House of Love by Dayanita Singh, 2011, Radius Books.


 

 

 

 

 

 

 

 

 

 

 
The “turn to domesticity” in visual and installation art has been reflected in the last decade of transnational Indian art photography. Following a long history of portrait and studio genres, Indian photographers are now using documentary techniques to produce a vision of space that is otherwise hidden from view, creating a distinct aesthetic of the everyday. At the same time, documentary genres carry the risk of normalizing the gaze, and of reproducing ideologies of home life. In my curatorial work I am interested in mapping contemporary photographs of Indian domestic space, both from the subcontinent and abroad. Using curatorial methods, my hope is to show how contemporary photographs continue or depart from a history of conversations on the aesthetics of the postcolonial “Indian home”.

I arrived at this project through a long process that is still in formation. Initially I intended to explore photographs for their depiction of women’s roles and activities in home spaces. I was interested in photography as a powerful tool for envisioning the possibilities of women’s domestic lives. The project was intended as a counterpoint to my PhD work on domestic violence and sought a creative reimagining of gendered space. I discovered however that photographs are not so easily read and interpreted. While some photos reveal subjects absorbed in a transformative space (Barthes’s “punctum”), the photos cannot be freed from discourses of sexual and kin norms, or from the political economy of representation (the “studium”). As a result my project has shifted to a finer analysis of influences, techniques, and tensions in the longer history of Indian photography and of broader aesthetic debates surrounding the home. I am interested in the specificity of photography and what it may add to longstanding discussions of the “private” extruding into the “public”, as a reflection of particular tastes, moralities, and politics. At the same time, I wish to retain my earlier focus on photographs that “prick”, or disturb the expected terrain of representation, creating a chance to imagine domestic life anew. My hope is that this project will illuminate some challenges I face in my PhD work in defining the elusive space of the domestic, and its shifting significance in women’s lives.

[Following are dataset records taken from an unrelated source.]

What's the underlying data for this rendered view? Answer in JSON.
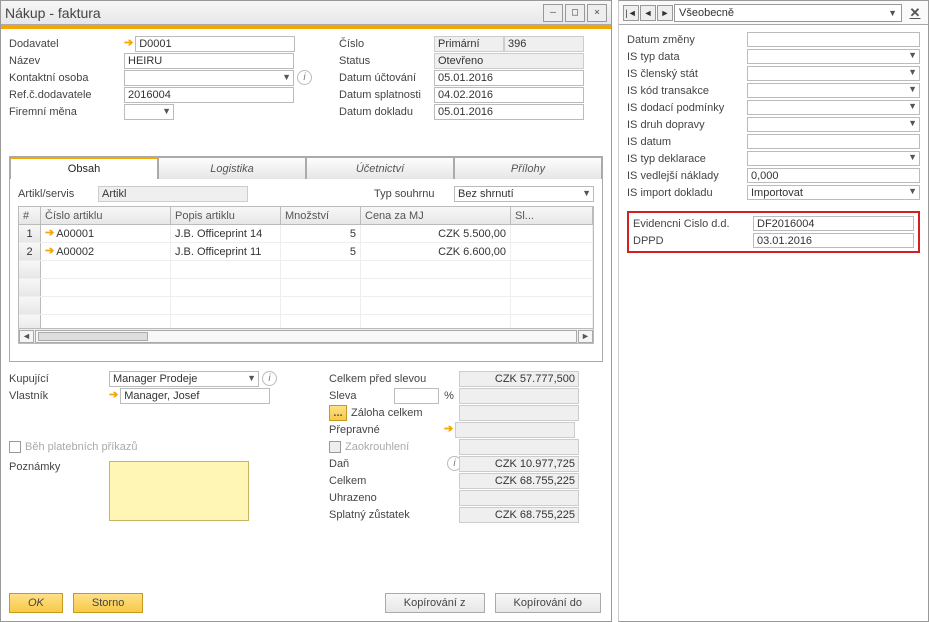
{
  "window": {
    "title": "Nákup - faktura"
  },
  "header": {
    "supplier_label": "Dodavatel",
    "supplier_value": "D0001",
    "name_label": "Název",
    "name_value": "HEIRU",
    "contact_label": "Kontaktní osoba",
    "contact_value": "",
    "refnum_label": "Ref.č.dodavatele",
    "refnum_value": "2016004",
    "currency_label": "Firemní měna",
    "currency_value": "",
    "number_label": "Číslo",
    "number_type": "Primární",
    "number_value": "396",
    "status_label": "Status",
    "status_value": "Otevřeno",
    "posting_label": "Datum účtování",
    "posting_value": "05.01.2016",
    "due_label": "Datum splatnosti",
    "due_value": "04.02.2016",
    "doc_label": "Datum dokladu",
    "doc_value": "05.01.2016"
  },
  "tabs": {
    "content": "Obsah",
    "logistics": "Logistika",
    "accounting": "Účetnictví",
    "attachments": "Přílohy"
  },
  "grid_top": {
    "item_label": "Artikl/servis",
    "item_value": "Artikl",
    "summary_label": "Typ souhrnu",
    "summary_value": "Bez shrnutí"
  },
  "grid": {
    "headers": {
      "num": "#",
      "item_no": "Číslo artiklu",
      "item_desc": "Popis artiklu",
      "qty": "Množství",
      "price": "Cena za MJ",
      "disc": "Sl..."
    },
    "rows": [
      {
        "num": "1",
        "item_no": "A00001",
        "item_desc": "J.B. Officeprint 14",
        "qty": "5",
        "price": "CZK 5.500,00",
        "disc": ""
      },
      {
        "num": "2",
        "item_no": "A00002",
        "item_desc": "J.B. Officeprint 11",
        "qty": "5",
        "price": "CZK 6.600,00",
        "disc": ""
      }
    ]
  },
  "footer": {
    "buyer_label": "Kupující",
    "buyer_value": "Manager Prodeje",
    "owner_label": "Vlastník",
    "owner_value": "Manager, Josef",
    "payment_orders_label": "Běh platebních příkazů",
    "remarks_label": "Poznámky",
    "total_before_label": "Celkem před slevou",
    "total_before_value": "CZK 57.777,500",
    "discount_label": "Sleva",
    "discount_pct": "",
    "pct_sign": "%",
    "downpay_label": "Záloha celkem",
    "downpay_value": "",
    "freight_label": "Přepravné",
    "freight_value": "",
    "rounding_label": "Zaokrouhlení",
    "rounding_value": "",
    "tax_label": "Daň",
    "tax_value": "CZK 10.977,725",
    "total_label": "Celkem",
    "total_value": "CZK 68.755,225",
    "paid_label": "Uhrazeno",
    "paid_value": "",
    "balance_label": "Splatný zůstatek",
    "balance_value": "CZK 68.755,225"
  },
  "buttons": {
    "ok": "OK",
    "cancel": "Storno",
    "copy_from": "Kopírování z",
    "copy_to": "Kopírování do"
  },
  "side": {
    "category": "Všeobecně",
    "rows": {
      "r1_l": "Datum změny",
      "r1_v": "",
      "r2_l": "IS typ data",
      "r2_v": "",
      "r3_l": "IS členský stát",
      "r3_v": "",
      "r4_l": "IS kód transakce",
      "r4_v": "",
      "r5_l": "IS dodací podmínky",
      "r5_v": "",
      "r6_l": "IS druh dopravy",
      "r6_v": "",
      "r7_l": "IS datum",
      "r7_v": "",
      "r8_l": "IS typ deklarace",
      "r8_v": "",
      "r9_l": "IS vedlejší náklady",
      "r9_v": "0,000",
      "r10_l": "IS import dokladu",
      "r10_v": "Importovat"
    },
    "highlight": {
      "h1_l": "Evidencni Cislo d.d.",
      "h1_v": "DF2016004",
      "h2_l": "DPPD",
      "h2_v": "03.01.2016"
    }
  }
}
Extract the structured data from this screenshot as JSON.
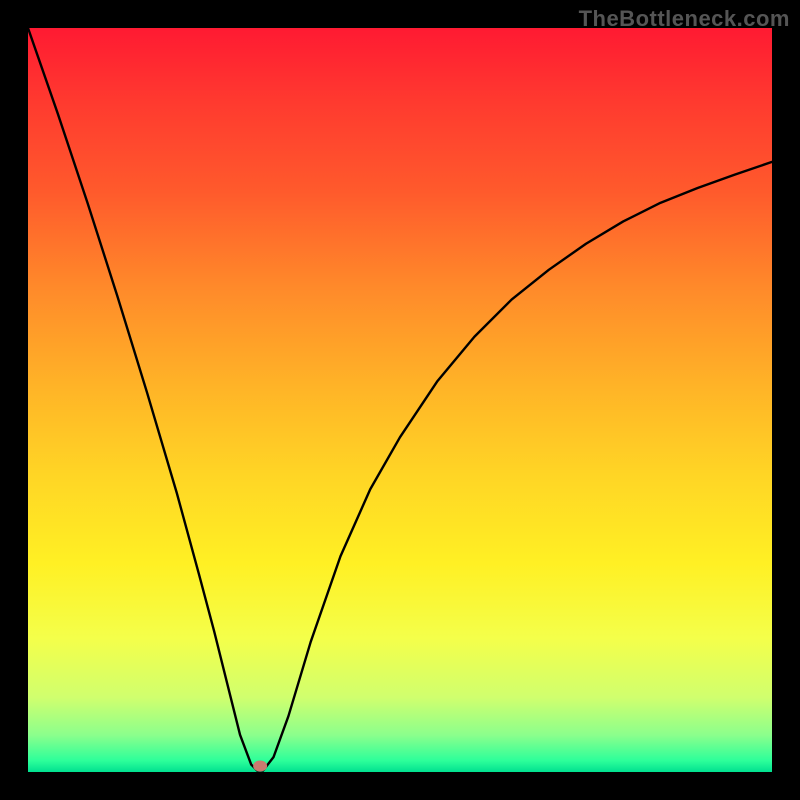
{
  "watermark": "TheBottleneck.com",
  "chart_data": {
    "type": "line",
    "title": "",
    "xlabel": "",
    "ylabel": "",
    "xlim": [
      0,
      100
    ],
    "ylim": [
      0,
      100
    ],
    "x": [
      0,
      4,
      8,
      12,
      16,
      20,
      23,
      25,
      27,
      28.5,
      30,
      30.8,
      31.6,
      33,
      35,
      38,
      42,
      46,
      50,
      55,
      60,
      65,
      70,
      75,
      80,
      85,
      90,
      95,
      100
    ],
    "y": [
      100,
      88.5,
      76.5,
      64,
      51,
      37.5,
      26.5,
      19,
      11,
      5,
      1,
      0.2,
      0.2,
      2,
      7.5,
      17.5,
      29,
      38,
      45,
      52.5,
      58.5,
      63.5,
      67.5,
      71,
      74,
      76.5,
      78.5,
      80.3,
      82
    ],
    "marker": {
      "x": 31.2,
      "y": 0.8
    },
    "flat_bottom": {
      "x0": 28.5,
      "x1": 31.6,
      "y": 0.2
    },
    "gradient_stops": [
      {
        "offset": 0.0,
        "color": "#ff1a32"
      },
      {
        "offset": 0.1,
        "color": "#ff3a2f"
      },
      {
        "offset": 0.22,
        "color": "#ff5a2c"
      },
      {
        "offset": 0.35,
        "color": "#ff8a2a"
      },
      {
        "offset": 0.48,
        "color": "#ffb327"
      },
      {
        "offset": 0.6,
        "color": "#ffd525"
      },
      {
        "offset": 0.72,
        "color": "#fff024"
      },
      {
        "offset": 0.82,
        "color": "#f4ff4a"
      },
      {
        "offset": 0.9,
        "color": "#d0ff6e"
      },
      {
        "offset": 0.95,
        "color": "#8cff8c"
      },
      {
        "offset": 0.985,
        "color": "#2cff9a"
      },
      {
        "offset": 1.0,
        "color": "#00e090"
      }
    ]
  }
}
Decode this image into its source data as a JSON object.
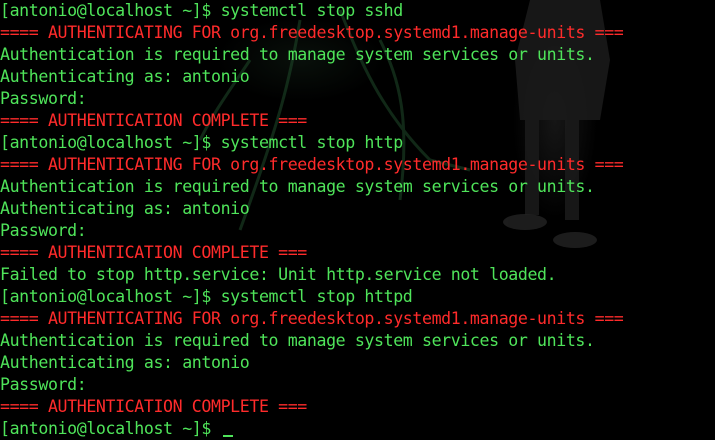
{
  "colors": {
    "background": "#000000",
    "prompt": "#4fe45a",
    "output": "#4fe45a",
    "auth_banner": "#ff2b2b"
  },
  "terminal": {
    "lines": [
      {
        "kind": "prompt",
        "text": "[antonio@localhost ~]$ systemctl stop sshd"
      },
      {
        "kind": "auth",
        "text": "==== AUTHENTICATING FOR org.freedesktop.systemd1.manage-units ==="
      },
      {
        "kind": "output",
        "text": "Authentication is required to manage system services or units."
      },
      {
        "kind": "output",
        "text": "Authenticating as: antonio"
      },
      {
        "kind": "output",
        "text": "Password:"
      },
      {
        "kind": "auth",
        "text": "==== AUTHENTICATION COMPLETE ==="
      },
      {
        "kind": "prompt",
        "text": "[antonio@localhost ~]$ systemctl stop http"
      },
      {
        "kind": "auth",
        "text": "==== AUTHENTICATING FOR org.freedesktop.systemd1.manage-units ==="
      },
      {
        "kind": "output",
        "text": "Authentication is required to manage system services or units."
      },
      {
        "kind": "output",
        "text": "Authenticating as: antonio"
      },
      {
        "kind": "output",
        "text": "Password:"
      },
      {
        "kind": "auth",
        "text": "==== AUTHENTICATION COMPLETE ==="
      },
      {
        "kind": "output",
        "text": "Failed to stop http.service: Unit http.service not loaded."
      },
      {
        "kind": "prompt",
        "text": "[antonio@localhost ~]$ systemctl stop httpd"
      },
      {
        "kind": "auth",
        "text": "==== AUTHENTICATING FOR org.freedesktop.systemd1.manage-units ==="
      },
      {
        "kind": "output",
        "text": "Authentication is required to manage system services or units."
      },
      {
        "kind": "output",
        "text": "Authenticating as: antonio"
      },
      {
        "kind": "output",
        "text": "Password:"
      },
      {
        "kind": "auth",
        "text": "==== AUTHENTICATION COMPLETE ==="
      },
      {
        "kind": "input",
        "text": "[antonio@localhost ~]$ "
      }
    ]
  }
}
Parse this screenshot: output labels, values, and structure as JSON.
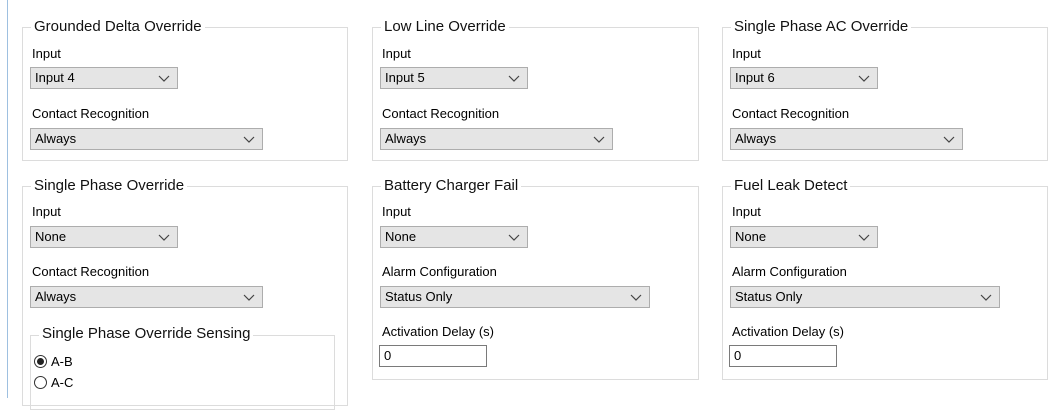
{
  "groups": {
    "grounded_delta": {
      "title": "Grounded Delta Override",
      "input_label": "Input",
      "input_value": "Input 4",
      "contact_label": "Contact Recognition",
      "contact_value": "Always"
    },
    "low_line": {
      "title": "Low Line Override",
      "input_label": "Input",
      "input_value": "Input 5",
      "contact_label": "Contact Recognition",
      "contact_value": "Always"
    },
    "single_phase_ac": {
      "title": "Single Phase AC Override",
      "input_label": "Input",
      "input_value": "Input 6",
      "contact_label": "Contact Recognition",
      "contact_value": "Always"
    },
    "single_phase": {
      "title": "Single Phase Override",
      "input_label": "Input",
      "input_value": "None",
      "contact_label": "Contact Recognition",
      "contact_value": "Always",
      "sensing": {
        "title": "Single Phase Override Sensing",
        "options": [
          {
            "label": "A-B",
            "selected": true
          },
          {
            "label": "A-C",
            "selected": false
          }
        ]
      }
    },
    "battery_charger_fail": {
      "title": "Battery Charger Fail",
      "input_label": "Input",
      "input_value": "None",
      "alarm_label": "Alarm Configuration",
      "alarm_value": "Status Only",
      "delay_label": "Activation Delay (s)",
      "delay_value": "0"
    },
    "fuel_leak_detect": {
      "title": "Fuel Leak Detect",
      "input_label": "Input",
      "input_value": "None",
      "alarm_label": "Alarm Configuration",
      "alarm_value": "Status Only",
      "delay_label": "Activation Delay (s)",
      "delay_value": "0"
    }
  },
  "icons": {
    "dropdown": "chevron-down-icon",
    "radio_selected": "radio-selected-icon"
  }
}
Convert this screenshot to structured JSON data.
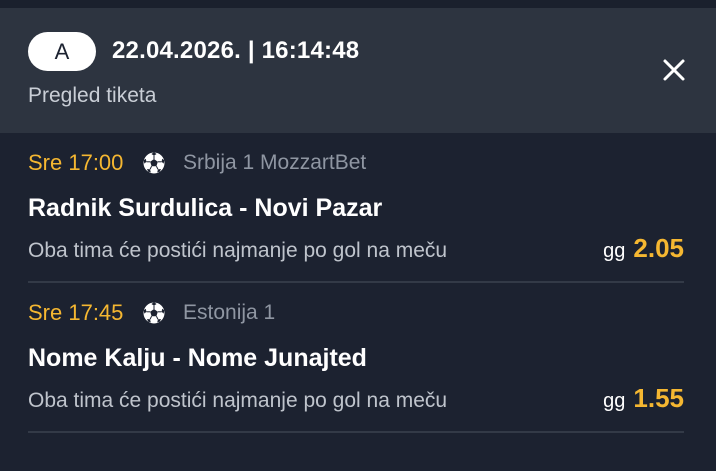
{
  "header": {
    "ticket_badge": "A",
    "datetime": "22.04.2026. | 16:14:48",
    "subtitle": "Pregled tiketa",
    "close_icon": "close-icon"
  },
  "colors": {
    "background": "#1c2230",
    "header_background": "#2d3440",
    "accent": "#f5b731",
    "text_primary": "#ffffff",
    "text_secondary": "#8f96a2"
  },
  "matches": [
    {
      "time": "Sre 17:00",
      "sport_icon": "soccer-ball-icon",
      "league": "Srbija 1 MozzartBet",
      "teams": "Radnik Surdulica - Novi Pazar",
      "market": "Oba tima će postići najmanje po gol na meču",
      "pick": "gg",
      "odd": "2.05"
    },
    {
      "time": "Sre 17:45",
      "sport_icon": "soccer-ball-icon",
      "league": "Estonija 1",
      "teams": "Nome Kalju - Nome Junajted",
      "market": "Oba tima će postići najmanje po gol na meču",
      "pick": "gg",
      "odd": "1.55"
    }
  ]
}
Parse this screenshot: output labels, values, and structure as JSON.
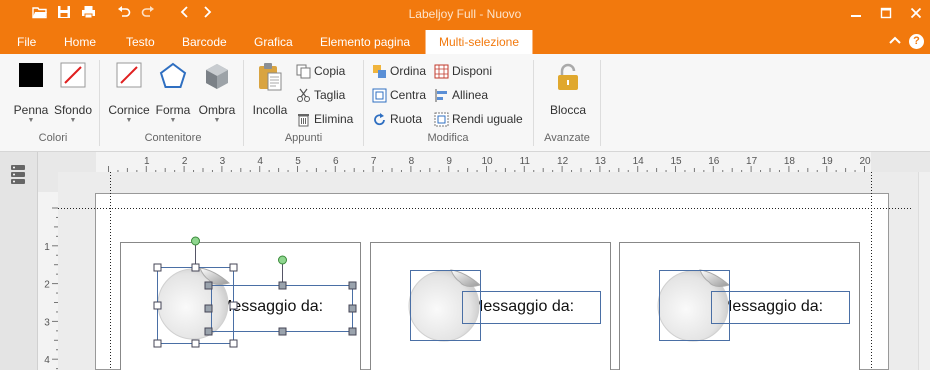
{
  "window": {
    "title": "Labeljoy Full - Nuovo"
  },
  "tabs": [
    "File",
    "Home",
    "Testo",
    "Barcode",
    "Grafica",
    "Elemento pagina",
    "Multi-selezione"
  ],
  "active_tab": "Multi-selezione",
  "ribbon": {
    "colori": {
      "label": "Colori",
      "penna": "Penna",
      "sfondo": "Sfondo"
    },
    "contenitore": {
      "label": "Contenitore",
      "cornice": "Cornice",
      "forma": "Forma",
      "ombra": "Ombra"
    },
    "appunti": {
      "label": "Appunti",
      "incolla": "Incolla",
      "copia": "Copia",
      "taglia": "Taglia",
      "elimina": "Elimina"
    },
    "modifica": {
      "label": "Modifica",
      "ordina": "Ordina",
      "centra": "Centra",
      "ruota": "Ruota",
      "disponi": "Disponi",
      "allinea": "Allinea",
      "rendi_uguale": "Rendi uguale"
    },
    "avanzate": {
      "label": "Avanzate",
      "blocca": "Blocca"
    }
  },
  "ruler": {
    "h_ticks": [
      "1",
      "2",
      "3",
      "4",
      "5",
      "6",
      "7",
      "8",
      "9",
      "10",
      "11",
      "12",
      "13",
      "14",
      "15",
      "16",
      "17",
      "18",
      "19",
      "20"
    ],
    "v_ticks": [
      "1",
      "2",
      "3",
      "4"
    ]
  },
  "labels": [
    {
      "text": "Messaggio da:"
    },
    {
      "text": "Messaggio da:"
    },
    {
      "text": "Messaggio da:"
    }
  ],
  "colors": {
    "accent": "#f2790d",
    "selection": "#4a6fa5"
  }
}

To this end I have started to assemble an online archive of images. With the support of Lex Milton at the CEREV lab, I am creating a website to display and describe selected photographs. The website provides an interface with both archiving and curating functions, in order to re-arrange the works into small, virtual exhibits. My long-term intention is to devise a shifting, experimental frame in which photographs (and eventually other forms of visual material) can be juxtaposed and emplotted within academic and curatorial descriptions.